In U.S. Pat. No. 4,798,778 a liquid electrostatic developer
containing modified resin particles are described. Also described
are several procedures for preparation of the liquid developers
which contain the resin particles.
The resin particles consist primarily of ethylene homopolymers or
copolymers with certain types of esters, where the esters have
certain substituents, e.g., hydroxyl, carboxyl amine, and acid
halide. The resin particles once formed have an average particle
size of less than 10 um.
The process for preparation of developers with the resins include
mixing with the nonpolar fluid (Isopar.TM. G) at an elevated
temperature to liquify the resin, cooling the formed particles,
reacting the suspension with compounds selected from alkyl amine,
alkyl hydroxide, amino alcohol, etc., and adding charge control
agents to the suspension. The resultant toners carry a net negative
charge as described in U.S. Pat. No. 4,798,778.
There are several differences between the present invention and the
described patent including the solubility of the added resinous
material, and the polarity of the resultant liquid electrostatic
developer, and the less complicated procedure of simply
incorporating the described material during milling.
It has been found that liquid toners formulated from a colorant
thermoplastic ester resin and a polymer dispersion in a non-polar
carrier liquid, wherein metal chelate groups are chemically
attached to the polymeric moiety of the particles, provide high
quality images for digital color proofing. The toners of the
present invention may be characterized by the following
properties:
1. There is a distinct charge component--a thermoplastic ester
resin having an acid number of less than 200.

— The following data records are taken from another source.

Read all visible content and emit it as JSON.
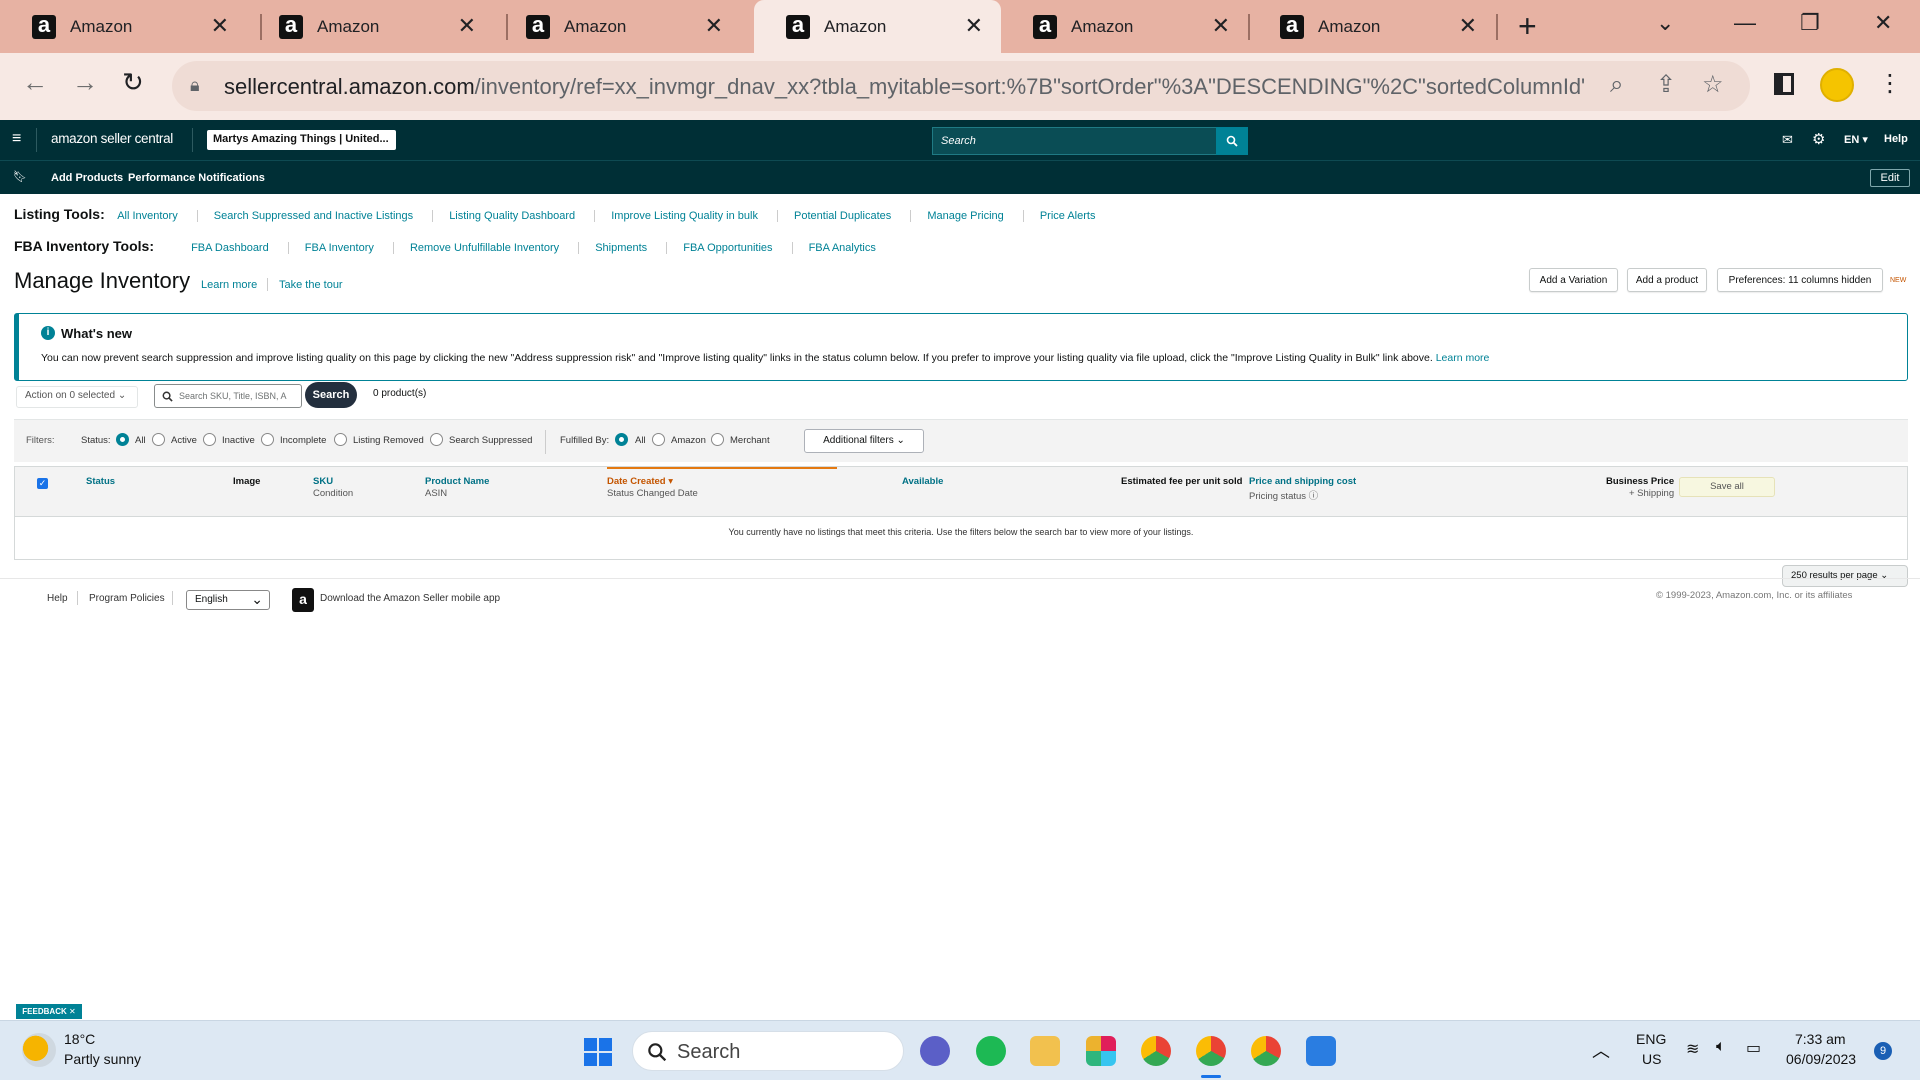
{
  "browser": {
    "tabs": [
      {
        "title": "Amazon"
      },
      {
        "title": "Amazon"
      },
      {
        "title": "Amazon"
      },
      {
        "title": "Amazon",
        "active": true
      },
      {
        "title": "Amazon"
      },
      {
        "title": "Amazon"
      }
    ],
    "url_host": "sellercentral.amazon.com",
    "url_path": "/inventory/ref=xx_invmgr_dnav_xx?tbla_myitable=sort:%7B\"sortOrder\"%3A\"DESCENDING\"%2C\"sortedColumnId\"..."
  },
  "seller_nav": {
    "brand": "amazon seller central",
    "store": "Martys Amazing Things | United...",
    "search_placeholder": "Search",
    "lang": "EN",
    "help": "Help",
    "bookmarks": [
      "Add Products",
      "Performance Notifications"
    ],
    "edit": "Edit"
  },
  "listing_tools": {
    "label": "Listing Tools:",
    "links": [
      "All Inventory",
      "Search Suppressed and Inactive Listings",
      "Listing Quality Dashboard",
      "Improve Listing Quality in bulk",
      "Potential Duplicates",
      "Manage Pricing",
      "Price Alerts"
    ]
  },
  "fba_tools": {
    "label": "FBA Inventory Tools:",
    "links": [
      "FBA Dashboard",
      "FBA Inventory",
      "Remove Unfulfillable Inventory",
      "Shipments",
      "FBA Opportunities",
      "FBA Analytics"
    ]
  },
  "page": {
    "title": "Manage Inventory",
    "learn_more": "Learn more",
    "tour": "Take the tour",
    "add_variation": "Add a Variation",
    "add_product": "Add a product",
    "preferences": "Preferences: 11 columns hidden",
    "new_badge": "NEW"
  },
  "whats_new": {
    "title": "What's new",
    "text": "You can now prevent search suppression and improve listing quality on this page by clicking the new \"Address suppression risk\" and \"Improve listing quality\" links in the status column below. If you prefer to improve your listing quality via file upload, click the \"Improve Listing Quality in Bulk\" link above.",
    "link": "Learn more"
  },
  "actions": {
    "action_dropdown": "Action on 0 selected",
    "search_placeholder": "Search SKU, Title, ISBN, A",
    "search_button": "Search",
    "product_count": "0 product(s)"
  },
  "filters": {
    "label": "Filters:",
    "status_label": "Status:",
    "status_options": [
      "All",
      "Active",
      "Inactive",
      "Incomplete",
      "Listing Removed",
      "Search Suppressed"
    ],
    "fulfilled_label": "Fulfilled By:",
    "fulfilled_options": [
      "All",
      "Amazon",
      "Merchant"
    ],
    "additional": "Additional filters"
  },
  "table": {
    "headers": {
      "status": "Status",
      "image": "Image",
      "sku": "SKU",
      "sku_sub": "Condition",
      "name": "Product Name",
      "name_sub": "ASIN",
      "date": "Date Created",
      "date_sub": "Status Changed Date",
      "available": "Available",
      "fee": "Estimated fee per unit sold",
      "price": "Price and shipping cost",
      "price_sub": "Pricing status",
      "business": "Business Price",
      "business_sub": "+ Shipping"
    },
    "save_all": "Save all",
    "empty": "You currently have no listings that meet this criteria. Use the filters below the search bar to view more of your listings."
  },
  "per_page": "250 results per page",
  "footer": {
    "help": "Help",
    "policies": "Program Policies",
    "language": "English",
    "app": "Download the Amazon Seller mobile app",
    "copyright": "© 1999-2023, Amazon.com, Inc. or its affiliates"
  },
  "feedback": "FEEDBACK",
  "taskbar": {
    "temp": "18°C",
    "weather": "Partly sunny",
    "search": "Search",
    "lang1": "ENG",
    "lang2": "US",
    "time": "7:33 am",
    "date": "06/09/2023",
    "notifications": "9"
  },
  "colors": {
    "teal_nav": "#002f36",
    "link": "#008296",
    "tab_strip": "#e7b2a3"
  }
}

2. There is charging of the dispersed particles with a charge
director not subject to desorption from the particles.
3. The polymeric latex particles provide fixing by film-forming at
ambient temperature and thereby facilitate overprinting.
4. Dispersed particles are present in the toners which are stable
to sedimentation.
5. The toner displays high electrical mobility.
6. High optical density is provided by the toner in the final
image, and the toner (in particulate form) also displays high
optical density.
7. A high proportion of conductivity is derived from the toner
particles themselves as opposed to spurious ionic species.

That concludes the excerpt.